Compared to their peers, companies with usage-based pricing trade at a 50% revenue multiple premium and see 10pp better net dollar retention rates.
But the shift from pure subscription to usage-based pricing is nearly as complex as going from on-premise to SaaS. It opens up the addressable market by lowering the purchase barrier, which then necessitates finding new ways to scalably acquire users. It more closely aligns payment with a customer’s consumption, thereby impacting cash flow and revenue recognition. And it creates less revenue predictability, which can generate pushback from procurement and legal.
SaaS companies exploring a usage-based model need to plan for both go-to-market and operational challenges spanning from pricing to sales compensation to billing.
There are numerous potential usage metrics that SaaS companies could use in their pricing. Datadog charges based on hosts, HubSpot uses marketing contacts, Zapier prices by tasks and Snowflake has compute resources.
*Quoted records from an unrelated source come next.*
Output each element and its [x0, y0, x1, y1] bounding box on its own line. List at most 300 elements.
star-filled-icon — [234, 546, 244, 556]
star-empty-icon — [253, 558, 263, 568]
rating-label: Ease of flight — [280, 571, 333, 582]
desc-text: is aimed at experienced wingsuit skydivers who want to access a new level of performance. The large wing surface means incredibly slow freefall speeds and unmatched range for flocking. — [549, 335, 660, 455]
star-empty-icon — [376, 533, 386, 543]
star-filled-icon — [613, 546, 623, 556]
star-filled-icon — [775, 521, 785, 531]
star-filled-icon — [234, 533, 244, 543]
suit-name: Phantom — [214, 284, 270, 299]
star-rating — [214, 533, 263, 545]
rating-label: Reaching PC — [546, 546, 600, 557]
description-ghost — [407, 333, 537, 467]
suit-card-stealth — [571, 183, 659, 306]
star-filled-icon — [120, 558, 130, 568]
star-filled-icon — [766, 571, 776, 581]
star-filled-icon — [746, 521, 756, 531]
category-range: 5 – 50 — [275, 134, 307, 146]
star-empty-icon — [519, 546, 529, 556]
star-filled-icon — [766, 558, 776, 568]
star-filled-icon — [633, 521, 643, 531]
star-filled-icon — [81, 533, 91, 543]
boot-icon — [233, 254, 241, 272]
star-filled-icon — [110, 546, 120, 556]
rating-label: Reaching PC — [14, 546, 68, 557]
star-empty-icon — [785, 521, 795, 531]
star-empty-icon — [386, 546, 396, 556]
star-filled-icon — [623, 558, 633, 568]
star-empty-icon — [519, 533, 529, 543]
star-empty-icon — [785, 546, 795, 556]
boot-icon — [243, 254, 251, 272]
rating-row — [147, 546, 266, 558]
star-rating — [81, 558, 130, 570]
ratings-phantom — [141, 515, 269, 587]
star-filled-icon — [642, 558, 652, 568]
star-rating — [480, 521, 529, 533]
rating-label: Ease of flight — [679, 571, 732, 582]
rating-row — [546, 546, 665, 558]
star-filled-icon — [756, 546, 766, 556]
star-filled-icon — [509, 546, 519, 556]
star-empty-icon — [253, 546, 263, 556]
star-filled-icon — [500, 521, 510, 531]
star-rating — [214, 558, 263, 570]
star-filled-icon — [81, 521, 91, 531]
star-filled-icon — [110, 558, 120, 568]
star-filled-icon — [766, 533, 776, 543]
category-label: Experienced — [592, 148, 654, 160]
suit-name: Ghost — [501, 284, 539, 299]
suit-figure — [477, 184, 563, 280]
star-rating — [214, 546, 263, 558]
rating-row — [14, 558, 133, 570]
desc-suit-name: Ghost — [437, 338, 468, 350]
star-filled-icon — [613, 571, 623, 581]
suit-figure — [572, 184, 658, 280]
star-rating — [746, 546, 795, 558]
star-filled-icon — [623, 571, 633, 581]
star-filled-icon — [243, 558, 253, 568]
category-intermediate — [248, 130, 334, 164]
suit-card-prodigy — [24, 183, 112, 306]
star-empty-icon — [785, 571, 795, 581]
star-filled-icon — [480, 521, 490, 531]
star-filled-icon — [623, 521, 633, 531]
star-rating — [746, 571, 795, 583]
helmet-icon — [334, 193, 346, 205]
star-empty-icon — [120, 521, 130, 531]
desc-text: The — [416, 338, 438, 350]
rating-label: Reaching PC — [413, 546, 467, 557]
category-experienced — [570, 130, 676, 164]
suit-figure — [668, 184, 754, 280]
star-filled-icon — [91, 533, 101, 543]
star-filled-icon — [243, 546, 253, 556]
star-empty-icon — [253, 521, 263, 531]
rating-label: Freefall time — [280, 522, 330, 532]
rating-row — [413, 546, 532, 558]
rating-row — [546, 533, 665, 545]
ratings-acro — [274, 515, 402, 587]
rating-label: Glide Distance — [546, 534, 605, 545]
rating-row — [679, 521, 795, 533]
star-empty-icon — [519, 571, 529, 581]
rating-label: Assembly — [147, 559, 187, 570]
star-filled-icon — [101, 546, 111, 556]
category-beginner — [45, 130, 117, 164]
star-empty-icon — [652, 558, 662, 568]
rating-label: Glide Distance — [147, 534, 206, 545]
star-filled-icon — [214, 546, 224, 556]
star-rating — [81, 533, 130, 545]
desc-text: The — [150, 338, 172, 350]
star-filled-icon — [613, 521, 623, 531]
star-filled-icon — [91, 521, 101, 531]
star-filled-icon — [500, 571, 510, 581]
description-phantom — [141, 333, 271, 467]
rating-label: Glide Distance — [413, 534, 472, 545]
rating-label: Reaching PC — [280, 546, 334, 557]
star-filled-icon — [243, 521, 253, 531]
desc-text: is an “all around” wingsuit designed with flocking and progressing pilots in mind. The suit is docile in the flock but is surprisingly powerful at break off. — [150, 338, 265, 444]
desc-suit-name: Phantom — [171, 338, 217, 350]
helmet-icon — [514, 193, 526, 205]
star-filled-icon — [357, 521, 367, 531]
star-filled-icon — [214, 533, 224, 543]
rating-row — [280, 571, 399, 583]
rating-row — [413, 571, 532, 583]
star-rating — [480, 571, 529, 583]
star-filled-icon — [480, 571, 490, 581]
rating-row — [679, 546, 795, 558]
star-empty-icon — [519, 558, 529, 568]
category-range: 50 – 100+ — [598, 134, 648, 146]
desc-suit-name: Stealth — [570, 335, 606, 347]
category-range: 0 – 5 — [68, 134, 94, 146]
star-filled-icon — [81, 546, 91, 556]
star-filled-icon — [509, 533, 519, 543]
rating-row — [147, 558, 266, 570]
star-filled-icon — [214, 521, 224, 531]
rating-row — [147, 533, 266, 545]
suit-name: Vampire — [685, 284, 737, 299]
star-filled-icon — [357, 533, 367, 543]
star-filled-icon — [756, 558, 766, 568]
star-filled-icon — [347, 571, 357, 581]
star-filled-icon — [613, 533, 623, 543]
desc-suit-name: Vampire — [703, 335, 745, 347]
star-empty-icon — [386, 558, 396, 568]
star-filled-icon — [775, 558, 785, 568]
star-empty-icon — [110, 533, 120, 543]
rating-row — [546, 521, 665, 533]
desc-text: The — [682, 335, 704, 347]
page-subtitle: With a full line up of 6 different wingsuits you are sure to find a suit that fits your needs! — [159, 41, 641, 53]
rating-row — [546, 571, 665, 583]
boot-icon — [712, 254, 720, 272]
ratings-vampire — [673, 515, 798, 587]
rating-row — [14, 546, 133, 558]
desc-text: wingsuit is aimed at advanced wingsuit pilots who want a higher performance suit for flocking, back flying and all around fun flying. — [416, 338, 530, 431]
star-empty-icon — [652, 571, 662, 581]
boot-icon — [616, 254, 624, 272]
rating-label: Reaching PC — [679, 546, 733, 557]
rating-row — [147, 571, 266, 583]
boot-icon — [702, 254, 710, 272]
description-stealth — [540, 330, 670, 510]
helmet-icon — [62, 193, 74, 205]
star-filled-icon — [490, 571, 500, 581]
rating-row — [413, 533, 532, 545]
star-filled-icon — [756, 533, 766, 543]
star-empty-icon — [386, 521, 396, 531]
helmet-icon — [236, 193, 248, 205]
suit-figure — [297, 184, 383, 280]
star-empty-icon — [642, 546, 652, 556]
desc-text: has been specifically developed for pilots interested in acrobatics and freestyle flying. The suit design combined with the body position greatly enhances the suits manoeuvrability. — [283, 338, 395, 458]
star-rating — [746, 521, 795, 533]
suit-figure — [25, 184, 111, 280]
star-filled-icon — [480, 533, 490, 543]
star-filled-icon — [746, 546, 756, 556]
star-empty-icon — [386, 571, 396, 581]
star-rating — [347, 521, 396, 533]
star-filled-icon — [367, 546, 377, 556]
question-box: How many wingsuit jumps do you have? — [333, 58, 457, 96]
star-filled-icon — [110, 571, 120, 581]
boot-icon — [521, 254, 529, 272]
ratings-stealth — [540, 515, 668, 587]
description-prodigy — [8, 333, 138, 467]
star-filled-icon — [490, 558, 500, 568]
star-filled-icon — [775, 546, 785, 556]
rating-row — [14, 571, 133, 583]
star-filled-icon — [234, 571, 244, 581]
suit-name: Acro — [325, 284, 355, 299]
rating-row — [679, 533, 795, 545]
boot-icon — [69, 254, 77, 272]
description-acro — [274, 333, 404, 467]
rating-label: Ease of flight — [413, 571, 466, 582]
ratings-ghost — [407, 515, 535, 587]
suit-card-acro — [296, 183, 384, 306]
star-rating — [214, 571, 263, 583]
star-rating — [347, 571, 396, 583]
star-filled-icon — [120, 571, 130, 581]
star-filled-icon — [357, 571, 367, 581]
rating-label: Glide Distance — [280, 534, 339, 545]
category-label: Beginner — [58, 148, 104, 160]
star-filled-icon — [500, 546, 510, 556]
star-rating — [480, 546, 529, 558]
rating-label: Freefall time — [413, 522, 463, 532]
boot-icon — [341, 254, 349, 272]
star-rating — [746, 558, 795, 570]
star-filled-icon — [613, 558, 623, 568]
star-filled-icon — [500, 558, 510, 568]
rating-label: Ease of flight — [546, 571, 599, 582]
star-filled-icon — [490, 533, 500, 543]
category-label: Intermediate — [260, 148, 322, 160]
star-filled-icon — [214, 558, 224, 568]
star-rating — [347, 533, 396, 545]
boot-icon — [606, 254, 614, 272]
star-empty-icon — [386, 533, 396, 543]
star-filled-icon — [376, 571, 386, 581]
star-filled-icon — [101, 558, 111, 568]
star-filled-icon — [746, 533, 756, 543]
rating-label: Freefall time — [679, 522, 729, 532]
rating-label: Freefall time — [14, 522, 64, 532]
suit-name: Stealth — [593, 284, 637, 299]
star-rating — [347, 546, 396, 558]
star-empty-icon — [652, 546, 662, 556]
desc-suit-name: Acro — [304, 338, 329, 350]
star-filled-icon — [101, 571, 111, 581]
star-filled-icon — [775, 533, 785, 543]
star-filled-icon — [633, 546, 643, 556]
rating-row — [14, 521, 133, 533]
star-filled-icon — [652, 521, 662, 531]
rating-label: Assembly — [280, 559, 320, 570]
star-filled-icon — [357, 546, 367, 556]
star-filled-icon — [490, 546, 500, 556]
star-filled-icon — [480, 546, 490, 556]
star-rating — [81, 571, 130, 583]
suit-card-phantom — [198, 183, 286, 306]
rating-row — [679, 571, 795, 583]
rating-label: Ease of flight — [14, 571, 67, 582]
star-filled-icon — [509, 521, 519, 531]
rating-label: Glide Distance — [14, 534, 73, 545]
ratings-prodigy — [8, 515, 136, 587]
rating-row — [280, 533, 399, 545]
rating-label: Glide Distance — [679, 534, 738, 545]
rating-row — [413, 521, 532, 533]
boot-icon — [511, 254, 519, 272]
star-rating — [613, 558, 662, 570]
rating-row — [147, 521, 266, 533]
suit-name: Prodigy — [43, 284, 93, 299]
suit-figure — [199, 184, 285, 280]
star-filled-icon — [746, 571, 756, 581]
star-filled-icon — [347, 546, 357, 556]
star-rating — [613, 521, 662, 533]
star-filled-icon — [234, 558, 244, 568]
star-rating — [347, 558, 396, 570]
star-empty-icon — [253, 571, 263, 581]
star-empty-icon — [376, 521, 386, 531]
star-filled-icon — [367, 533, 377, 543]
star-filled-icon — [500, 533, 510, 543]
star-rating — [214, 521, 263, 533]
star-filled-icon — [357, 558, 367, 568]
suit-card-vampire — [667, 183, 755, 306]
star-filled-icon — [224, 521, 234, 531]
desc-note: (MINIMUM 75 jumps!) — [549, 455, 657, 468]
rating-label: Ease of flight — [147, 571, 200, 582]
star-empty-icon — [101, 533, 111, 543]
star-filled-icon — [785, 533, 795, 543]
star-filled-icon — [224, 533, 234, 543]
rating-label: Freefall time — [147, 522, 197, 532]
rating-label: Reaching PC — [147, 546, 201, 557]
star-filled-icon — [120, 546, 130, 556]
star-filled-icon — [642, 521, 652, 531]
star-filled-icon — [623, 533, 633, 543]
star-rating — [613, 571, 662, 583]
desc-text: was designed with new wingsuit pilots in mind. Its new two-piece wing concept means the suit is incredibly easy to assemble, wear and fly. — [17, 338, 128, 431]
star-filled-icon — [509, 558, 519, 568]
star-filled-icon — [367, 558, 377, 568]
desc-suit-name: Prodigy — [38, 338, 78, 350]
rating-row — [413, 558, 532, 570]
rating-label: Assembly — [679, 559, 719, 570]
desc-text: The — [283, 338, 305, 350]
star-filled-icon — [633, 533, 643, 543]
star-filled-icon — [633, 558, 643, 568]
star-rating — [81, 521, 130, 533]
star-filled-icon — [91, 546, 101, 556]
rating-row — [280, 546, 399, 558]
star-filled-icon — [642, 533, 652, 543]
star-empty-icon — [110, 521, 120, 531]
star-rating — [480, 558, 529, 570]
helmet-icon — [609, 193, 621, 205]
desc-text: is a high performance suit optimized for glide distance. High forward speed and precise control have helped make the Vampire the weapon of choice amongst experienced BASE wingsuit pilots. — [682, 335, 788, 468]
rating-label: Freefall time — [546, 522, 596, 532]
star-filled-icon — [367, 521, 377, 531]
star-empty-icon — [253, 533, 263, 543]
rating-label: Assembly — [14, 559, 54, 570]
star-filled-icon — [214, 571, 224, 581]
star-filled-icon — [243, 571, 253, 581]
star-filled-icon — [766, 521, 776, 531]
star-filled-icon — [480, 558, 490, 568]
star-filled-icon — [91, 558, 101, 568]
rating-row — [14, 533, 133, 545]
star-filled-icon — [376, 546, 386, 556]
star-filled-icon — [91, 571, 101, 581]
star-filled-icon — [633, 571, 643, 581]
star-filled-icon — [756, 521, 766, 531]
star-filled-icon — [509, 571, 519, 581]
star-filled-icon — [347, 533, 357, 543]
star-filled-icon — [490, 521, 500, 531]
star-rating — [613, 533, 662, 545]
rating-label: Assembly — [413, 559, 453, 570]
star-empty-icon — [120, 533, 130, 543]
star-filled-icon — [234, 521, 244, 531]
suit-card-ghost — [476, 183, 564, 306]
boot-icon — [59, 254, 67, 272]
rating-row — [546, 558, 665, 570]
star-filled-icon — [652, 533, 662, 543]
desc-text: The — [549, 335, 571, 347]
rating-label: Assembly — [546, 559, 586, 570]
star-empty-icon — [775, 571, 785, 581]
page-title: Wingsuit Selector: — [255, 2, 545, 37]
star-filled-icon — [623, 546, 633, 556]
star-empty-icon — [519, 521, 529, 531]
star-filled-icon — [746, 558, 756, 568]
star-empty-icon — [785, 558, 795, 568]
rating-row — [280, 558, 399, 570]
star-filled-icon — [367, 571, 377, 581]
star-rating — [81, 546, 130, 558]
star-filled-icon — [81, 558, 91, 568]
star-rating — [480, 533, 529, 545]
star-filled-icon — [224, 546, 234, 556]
Picking the wrong usage metric could have disastrous consequences for long-term growth.
The best usage metric meets five key criteria: value-based, flexible, scalable, predictable and feasible.
Enterprise customers often crave price predictability for annual budgetary purposes. It can be tough for traditional legal and procurement teams to wrap their heads around a purchase with an unspecified cost. SaaS vendors must get creative with different usage-based pricing structures to give enterprise customers greater peace of mind.
Image Credits: Kyle Poyar
Customer engagement software Twilio offers deeper discounts when a customer commits to usage for an extended period. AWS takes this a step further by allowing a customer to commit in advance, but still pay for their usage as it happens. Data analytics company Snowflake lets customers roll over their unused usage credits as long as their next year’s commitment is at least as large as the prior one.
Nobody wants to see a shock expense when they’ve unknowingly exceeded their usage limit. It’s important to design thoughtful overage policies that give customers the feeling of control over how much they’re spending.